1. There are 15 players and a moderator. 

2. Each player gets one card, which you may not reveal until you leave the game.

3. Twelve of the cards say “Villager,” two say “Werewolf,” one says “Seer.”

4. Each turn, the moderator tells the whole village to “go to sleep.”  You’re on your honor to keep your eyes shut until the moderator tells you to open them.

5. Next, the moderator tells the werewolves to wake up and silently choose a single victim to eat.  The werewolves then go back to sleep.

6. Then the moderator wakes up the seer.  The seer points to one other player and the moderator signals whether that one person is a werewolf.  The seer then goes back to sleep.

7. The moderator wakes up the village, revealing the latest victim.  The victim shows his card. 

8. The villagers then argue about “Who’s a werewolf?” until a majority of the survivors pick a victim to lynch. The victim reveals his card.

9. Return to step 4.

The game ends once (a) both werewolves are dead, or (b) the number of werewolves equals the number of villagers.

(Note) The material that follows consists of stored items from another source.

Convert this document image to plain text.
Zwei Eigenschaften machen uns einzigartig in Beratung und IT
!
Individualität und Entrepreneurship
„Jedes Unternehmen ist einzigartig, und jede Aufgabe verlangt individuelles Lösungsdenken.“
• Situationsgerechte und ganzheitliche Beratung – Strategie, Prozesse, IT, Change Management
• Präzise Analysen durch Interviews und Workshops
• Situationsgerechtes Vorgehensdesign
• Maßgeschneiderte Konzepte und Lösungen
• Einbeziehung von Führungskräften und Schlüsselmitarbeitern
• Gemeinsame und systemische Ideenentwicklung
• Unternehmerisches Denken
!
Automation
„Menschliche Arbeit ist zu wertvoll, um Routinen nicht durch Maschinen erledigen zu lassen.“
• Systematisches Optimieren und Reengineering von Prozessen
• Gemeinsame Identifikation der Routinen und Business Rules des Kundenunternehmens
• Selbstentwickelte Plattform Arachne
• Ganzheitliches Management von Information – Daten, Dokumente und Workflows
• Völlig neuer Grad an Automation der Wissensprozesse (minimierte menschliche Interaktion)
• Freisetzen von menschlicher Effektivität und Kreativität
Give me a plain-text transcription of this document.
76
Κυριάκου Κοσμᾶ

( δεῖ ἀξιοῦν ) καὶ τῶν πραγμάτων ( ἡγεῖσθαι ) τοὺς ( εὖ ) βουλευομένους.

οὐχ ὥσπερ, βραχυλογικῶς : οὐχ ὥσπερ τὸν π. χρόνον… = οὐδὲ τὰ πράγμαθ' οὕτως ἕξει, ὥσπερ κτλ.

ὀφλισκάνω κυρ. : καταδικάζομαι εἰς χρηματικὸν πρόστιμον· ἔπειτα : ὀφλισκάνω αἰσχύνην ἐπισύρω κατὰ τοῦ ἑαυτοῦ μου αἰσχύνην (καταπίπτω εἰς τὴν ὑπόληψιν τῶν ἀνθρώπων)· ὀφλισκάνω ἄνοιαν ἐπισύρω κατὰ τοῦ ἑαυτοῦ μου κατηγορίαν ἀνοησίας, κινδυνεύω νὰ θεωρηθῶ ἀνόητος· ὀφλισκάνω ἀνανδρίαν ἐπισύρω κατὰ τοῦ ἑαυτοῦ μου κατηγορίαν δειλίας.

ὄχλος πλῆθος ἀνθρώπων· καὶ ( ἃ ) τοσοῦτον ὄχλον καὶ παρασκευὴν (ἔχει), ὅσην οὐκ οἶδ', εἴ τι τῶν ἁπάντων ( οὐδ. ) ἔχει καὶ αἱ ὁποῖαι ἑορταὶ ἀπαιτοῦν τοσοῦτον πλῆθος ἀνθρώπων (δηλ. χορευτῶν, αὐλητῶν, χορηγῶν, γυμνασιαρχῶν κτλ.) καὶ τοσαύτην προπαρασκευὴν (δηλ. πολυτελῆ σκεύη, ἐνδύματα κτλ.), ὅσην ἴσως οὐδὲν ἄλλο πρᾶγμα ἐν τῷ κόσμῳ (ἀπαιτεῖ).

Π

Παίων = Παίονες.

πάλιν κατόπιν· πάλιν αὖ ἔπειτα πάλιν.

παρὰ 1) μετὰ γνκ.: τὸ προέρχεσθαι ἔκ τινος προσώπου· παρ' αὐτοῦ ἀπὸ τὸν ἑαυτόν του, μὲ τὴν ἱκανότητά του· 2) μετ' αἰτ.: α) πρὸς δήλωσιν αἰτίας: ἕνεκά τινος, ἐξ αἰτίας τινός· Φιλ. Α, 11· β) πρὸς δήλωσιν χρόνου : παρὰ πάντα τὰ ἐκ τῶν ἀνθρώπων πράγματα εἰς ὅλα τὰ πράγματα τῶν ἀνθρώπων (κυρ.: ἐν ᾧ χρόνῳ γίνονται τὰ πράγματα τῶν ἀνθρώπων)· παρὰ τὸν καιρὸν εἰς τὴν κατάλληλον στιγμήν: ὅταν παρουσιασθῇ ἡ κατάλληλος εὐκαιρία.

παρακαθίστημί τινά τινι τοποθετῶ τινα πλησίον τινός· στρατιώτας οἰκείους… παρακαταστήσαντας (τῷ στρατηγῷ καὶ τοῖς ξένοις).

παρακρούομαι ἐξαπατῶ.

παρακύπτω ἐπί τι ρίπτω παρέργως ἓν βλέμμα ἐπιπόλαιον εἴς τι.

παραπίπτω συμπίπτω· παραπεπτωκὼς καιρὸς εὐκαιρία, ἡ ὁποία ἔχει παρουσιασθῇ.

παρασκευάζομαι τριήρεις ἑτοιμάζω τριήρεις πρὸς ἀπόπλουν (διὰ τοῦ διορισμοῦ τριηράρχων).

With random elimination, villagers win 39.5% of the time.  In practice, though, the villagers won all six of the games I played.  My sense is that the villagers win about 90% of the time.  The fundamental reason is that villagers have a greater-than-chance ability to detect cheating – even when the cheaters are struggling to conceal their cheating.  How?  From demeanor, words, and behavior.  My werewolf status was almost immediately uncovered in my first game because I incompetently concealed my smug delight. 

Playing Werewolf engages basic human skills at a high level.  What exactly do cheaters look like?  Excessive happiness and unnatural poker forces are both strong signs.  But so is flattened – or extremely bimodal – affect.  Honest villagers tend to be moderately emotionally variable.  Of course, if you repeatedly play with the same people, you should add “fixed effects” – look for deviations from the person‘s normal demeanor rather than deviations from people‘s normal demeanor.

As I played, I thought that my cheater detection skills improved sharply.  My deception skills, not so much.  My knee-jerk conclusion was that detection is easier to improve than deception.  But this article points out a plausible alternative hypothesis: Practice matters.  You practice deception in 2/15 of games, and detection in the remaining 13/15 of games.

There are already small academic literatures on Werewolf in mathematics and psychology – see here and here for starters.  But a few hours of play convince me that it deserves far more attention. 

Has anyone else played?  Any social scientific insights you’d care to share?